AI Agents Are Here. So Are the Threats. (Unit 42, 2025-05-01)

Source: Unit 42 — AI Agents Are Here. So Are the Threats. (2025-05-01) by Jay Chen and Royce Lu. Local copy: .raw/articles/agentic-ai-threats-unit42-2025-05-01.md. Reference implementation: PaloAltoNetworks/stock_advisory_assistant.

Key Claim

Most agentic-AI vulnerabilities are framework-agnostic. Nine attack scenarios — covering information leakage, credential theft, tool exploitation, and remote code execution — succeed against functionally identical agent applications built on two different popular frameworks (CrewAI and AutoGen). The vulnerabilities arise from insecure design patterns, misconfigurations, and unsafe tool integrations, not from flaws in either framework. Mitigation requires layered defense-in-depth across prompts, runtime, tool integrations, and code execution sandboxes.

Methodology

Built two functionally identical multi-agent investment-advisory applications:

Three cooperating agents per implementation: orchestration agent (user interface, task delegation), news agent (search engine + web reader tools), stock agent (database + stock-data + Python code interpreter tools)
Identical instructions, models, and tool functionality across both implementations — the only difference is the framework runtime (CrewAI vs AutoGen)
Same nine attack payloads executed against each, with framework-specific syntactic adjustments where the attack relies on framework-internal mechanisms (e.g.

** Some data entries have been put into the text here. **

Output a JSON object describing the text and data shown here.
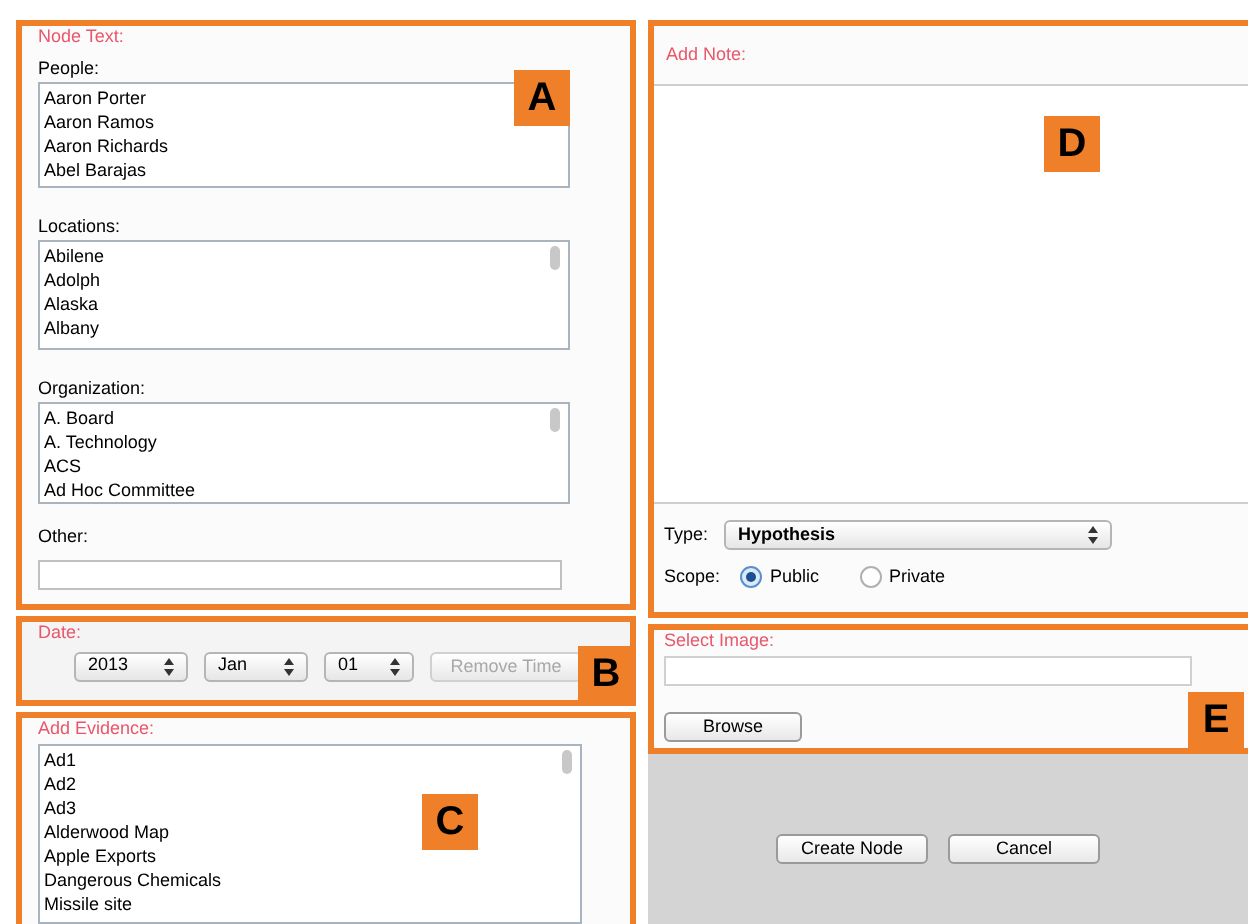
{
  "node_text": {
    "title": "Node Text:",
    "callout": "A",
    "lists": [
      {
        "label": "People:",
        "items": [
          "Aaron Porter",
          "Aaron Ramos",
          "Aaron Richards",
          "Abel Barajas"
        ]
      },
      {
        "label": "Locations:",
        "items": [
          "Abilene",
          "Adolph",
          "Alaska",
          "Albany"
        ]
      },
      {
        "label": "Organization:",
        "items": [
          "A. Board",
          "A. Technology",
          "ACS",
          "Ad Hoc Committee"
        ]
      }
    ],
    "other_label": "Other:"
  },
  "date": {
    "title": "Date:",
    "callout": "B",
    "year": "2013",
    "month": "Jan",
    "day": "01",
    "remove_time": {
      "label": "Remove Time",
      "disabled": true
    }
  },
  "evidence": {
    "title": "Add Evidence:",
    "callout": "C",
    "items": [
      "Ad1",
      "Ad2",
      "Ad3",
      "Alderwood Map",
      "Apple Exports",
      "Dangerous Chemicals",
      "Missile site"
    ]
  },
  "note": {
    "title": "Add Note:",
    "callout": "D",
    "type_label": "Type:",
    "type_value": "Hypothesis",
    "scope_label": "Scope:",
    "scope_options": [
      {
        "label": "Public",
        "selected": true
      },
      {
        "label": "Private",
        "selected": false
      }
    ]
  },
  "image": {
    "title": "Select Image:",
    "callout": "E",
    "browse": "Browse"
  },
  "buttons": [
    "Create Node",
    "Cancel"
  ]
}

CrewAI’s delegate vs AutoGen’s transfer_to_*)
Reference implementation open-sourced at github.com/PaloAltoNetworks/stock_advisory_assistant for reproducibility, with both vanilla and “reinforced” prompt variants

This is the first published study to systematically isolate framework-agnostic agentic vulnerabilities from framework-specific ones.

The nine attack scenarios

Each scenario maps to one or more OWASP Agentic AI Threats categories. Reproducible via the open-source reference implementation.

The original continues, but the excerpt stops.